The second platform is often a continuation platform in the downtrend. After breaking through, it has fallen for a while and needs a platform to buffer, allowing the bulls to cover and the bears to continue to sell off.

The third platform has mostly entered a relatively reasonable valuation range, and funds are gradually bottom-fishing.

However, it is entirely possible to have a fourth or even a fifth falling platform, which requires specific analysis for specific issues.

For example, the gap theory can be used to judge the short-term market direction.

A gap is a pulling force, but not every gap will be filled in the short term, and the gap theory also has guiding suggestions.

A gap appearing in the downtrend is a standard basis for judgment from a technical point of view.

An escape gap means that the decline has just begun, and it is necessary to resolutely cut losses and exit the market.

But if an exhaustion gap appears, it means that the last fall is about to occur, which is an excellent opportunity to buy.

In the original market, the gap theory was very popular, and gaps one, two, and three rarely made mistakes.In today's market, there can be instances where four or five gaps appear, making it extremely difficult to judge.
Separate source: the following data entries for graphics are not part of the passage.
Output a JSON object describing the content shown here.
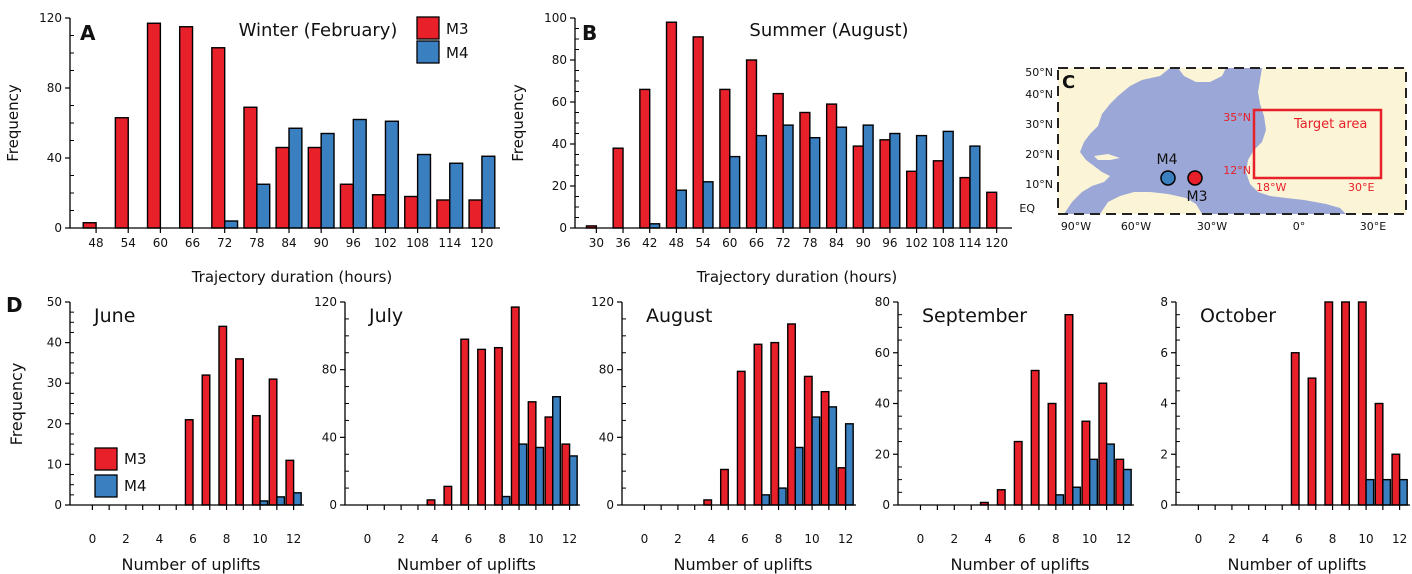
{
  "legend": {
    "m3": "M3",
    "m4": "M4"
  },
  "colors": {
    "m3": "#e8202a",
    "m4": "#3a7fc0",
    "ocean": "#9ba7d6",
    "land": "#fbf4d6",
    "target_box": "#e8202a"
  },
  "panel_a": {
    "letter": "A",
    "title": "Winter (February)",
    "xlabel": "Trajectory duration (hours)",
    "ylabel": "Frequency"
  },
  "panel_b": {
    "letter": "B",
    "title": "Summer (August)",
    "xlabel": "Trajectory duration (hours)",
    "ylabel": "Frequency"
  },
  "panel_c": {
    "letter": "C",
    "target_label": "Target area",
    "box_labels": [
      "35°N",
      "12°N",
      "18°W",
      "30°E"
    ],
    "site_labels": [
      "M4",
      "M3"
    ],
    "lat_labels": [
      "50°N",
      "40°N",
      "30°N",
      "20°N",
      "10°N",
      "EQ"
    ],
    "lon_labels": [
      "90°W",
      "60°W",
      "30°W",
      "0°",
      "30°E"
    ]
  },
  "panel_d": {
    "letter": "D",
    "xlabel": "Number of uplifts",
    "ylabel": "Frequency"
  },
  "chart_data": [
    {
      "id": "A",
      "type": "bar",
      "title": "Winter (February)",
      "xlabel": "Trajectory duration (hours)",
      "ylabel": "Frequency",
      "categories": [
        "48",
        "54",
        "60",
        "66",
        "72",
        "78",
        "84",
        "90",
        "96",
        "102",
        "108",
        "114",
        "120"
      ],
      "ylim": [
        0,
        120
      ],
      "yticks": [
        0,
        40,
        80,
        120
      ],
      "series": [
        {
          "name": "M3",
          "values": [
            3,
            63,
            117,
            115,
            103,
            69,
            46,
            46,
            25,
            19,
            18,
            16,
            16
          ]
        },
        {
          "name": "M4",
          "values": [
            0,
            0,
            0,
            0,
            4,
            25,
            57,
            54,
            62,
            61,
            42,
            37,
            41
          ]
        }
      ]
    },
    {
      "id": "B",
      "type": "bar",
      "title": "Summer (August)",
      "xlabel": "Trajectory duration (hours)",
      "ylabel": "Frequency",
      "categories": [
        "30",
        "36",
        "42",
        "48",
        "54",
        "60",
        "66",
        "72",
        "78",
        "84",
        "90",
        "96",
        "102",
        "108",
        "114",
        "120"
      ],
      "ylim": [
        0,
        100
      ],
      "yticks": [
        0,
        20,
        40,
        60,
        80,
        100
      ],
      "series": [
        {
          "name": "M3",
          "values": [
            1,
            38,
            66,
            98,
            91,
            66,
            80,
            64,
            55,
            59,
            39,
            42,
            27,
            32,
            24,
            17
          ]
        },
        {
          "name": "M4",
          "values": [
            0,
            0,
            2,
            18,
            22,
            34,
            44,
            49,
            43,
            48,
            49,
            45,
            44,
            46,
            39,
            0
          ]
        }
      ]
    },
    {
      "id": "D-June",
      "type": "bar",
      "title": "June",
      "xlabel": "Number of uplifts",
      "ylabel": "Frequency",
      "categories": [
        "0",
        "1",
        "2",
        "3",
        "4",
        "5",
        "6",
        "7",
        "8",
        "9",
        "10",
        "11",
        "12"
      ],
      "xticks": [
        "0",
        "2",
        "4",
        "6",
        "8",
        "10",
        "12"
      ],
      "ylim": [
        0,
        50
      ],
      "yticks": [
        0,
        10,
        20,
        30,
        40,
        50
      ],
      "series": [
        {
          "name": "M3",
          "values": [
            0,
            0,
            0,
            0,
            0,
            0,
            21,
            32,
            44,
            36,
            22,
            31,
            11
          ]
        },
        {
          "name": "M4",
          "values": [
            0,
            0,
            0,
            0,
            0,
            0,
            0,
            0,
            0,
            0,
            1,
            2,
            3
          ]
        }
      ]
    },
    {
      "id": "D-July",
      "type": "bar",
      "title": "July",
      "xlabel": "Number of uplifts",
      "categories": [
        "0",
        "1",
        "2",
        "3",
        "4",
        "5",
        "6",
        "7",
        "8",
        "9",
        "10",
        "11",
        "12"
      ],
      "xticks": [
        "0",
        "2",
        "4",
        "6",
        "8",
        "10",
        "12"
      ],
      "ylim": [
        0,
        120
      ],
      "yticks": [
        0,
        40,
        80,
        120
      ],
      "series": [
        {
          "name": "M3",
          "values": [
            0,
            0,
            0,
            0,
            3,
            11,
            98,
            92,
            93,
            117,
            61,
            52,
            36
          ]
        },
        {
          "name": "M4",
          "values": [
            0,
            0,
            0,
            0,
            0,
            0,
            0,
            0,
            5,
            36,
            34,
            64,
            29
          ]
        }
      ]
    },
    {
      "id": "D-August",
      "type": "bar",
      "title": "August",
      "xlabel": "Number of uplifts",
      "categories": [
        "0",
        "1",
        "2",
        "3",
        "4",
        "5",
        "6",
        "7",
        "8",
        "9",
        "10",
        "11",
        "12"
      ],
      "xticks": [
        "0",
        "2",
        "4",
        "6",
        "8",
        "10",
        "12"
      ],
      "ylim": [
        0,
        120
      ],
      "yticks": [
        0,
        40,
        80,
        120
      ],
      "series": [
        {
          "name": "M3",
          "values": [
            0,
            0,
            0,
            0,
            3,
            21,
            79,
            95,
            96,
            107,
            76,
            67,
            22
          ]
        },
        {
          "name": "M4",
          "values": [
            0,
            0,
            0,
            0,
            0,
            0,
            0,
            6,
            10,
            34,
            52,
            58,
            48
          ]
        }
      ]
    },
    {
      "id": "D-September",
      "type": "bar",
      "title": "September",
      "xlabel": "Number of uplifts",
      "categories": [
        "0",
        "1",
        "2",
        "3",
        "4",
        "5",
        "6",
        "7",
        "8",
        "9",
        "10",
        "11",
        "12"
      ],
      "xticks": [
        "0",
        "2",
        "4",
        "6",
        "8",
        "10",
        "12"
      ],
      "ylim": [
        0,
        80
      ],
      "yticks": [
        0,
        20,
        40,
        60,
        80
      ],
      "series": [
        {
          "name": "M3",
          "values": [
            0,
            0,
            0,
            0,
            1,
            6,
            25,
            53,
            40,
            75,
            33,
            48,
            18
          ]
        },
        {
          "name": "M4",
          "values": [
            0,
            0,
            0,
            0,
            0,
            0,
            0,
            0,
            4,
            7,
            18,
            24,
            14
          ]
        }
      ]
    },
    {
      "id": "D-October",
      "type": "bar",
      "title": "October",
      "xlabel": "Number of uplifts",
      "categories": [
        "0",
        "1",
        "2",
        "3",
        "4",
        "5",
        "6",
        "7",
        "8",
        "9",
        "10",
        "11",
        "12"
      ],
      "xticks": [
        "0",
        "2",
        "4",
        "6",
        "8",
        "10",
        "12"
      ],
      "ylim": [
        0,
        8
      ],
      "yticks": [
        0,
        2,
        4,
        6,
        8
      ],
      "series": [
        {
          "name": "M3",
          "values": [
            0,
            0,
            0,
            0,
            0,
            0,
            6,
            5,
            8,
            8,
            8,
            4,
            2
          ]
        },
        {
          "name": "M4",
          "values": [
            0,
            0,
            0,
            0,
            0,
            0,
            0,
            0,
            0,
            0,
            1,
            1,
            1
          ]
        }
      ]
    }
  ]
}
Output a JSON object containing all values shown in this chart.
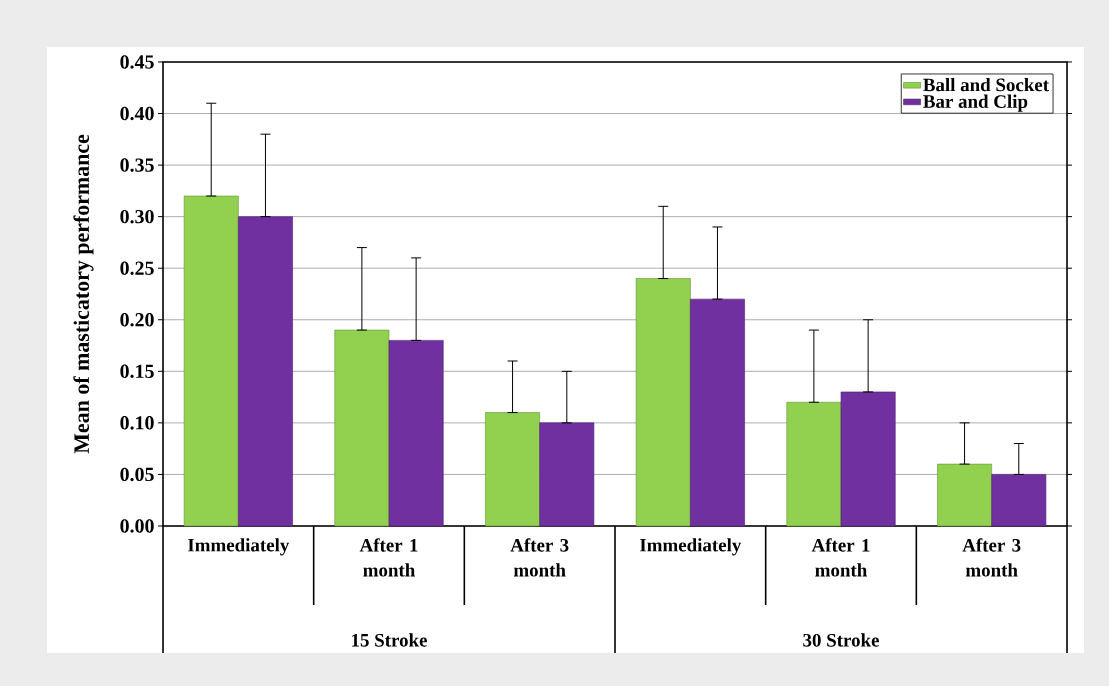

It is necessary to combine time cycles and spatial points for analysis.

Once a misjudgment occurs, it is often easy to fall into an irreversible situation.

In some cases, such as after a series of downward gaps and stabilization, leaving more than three gaps, at least the last gap will be filled. This kind of theory remains a good remedy for bottom-fishing.

I have only heard of people who are not proficient in technical learning, but I have never heard of the idea that technology is completely useless.

In the short term, due to some market emotions, technical analysis may fail, but in the long run, technology still permeates the market.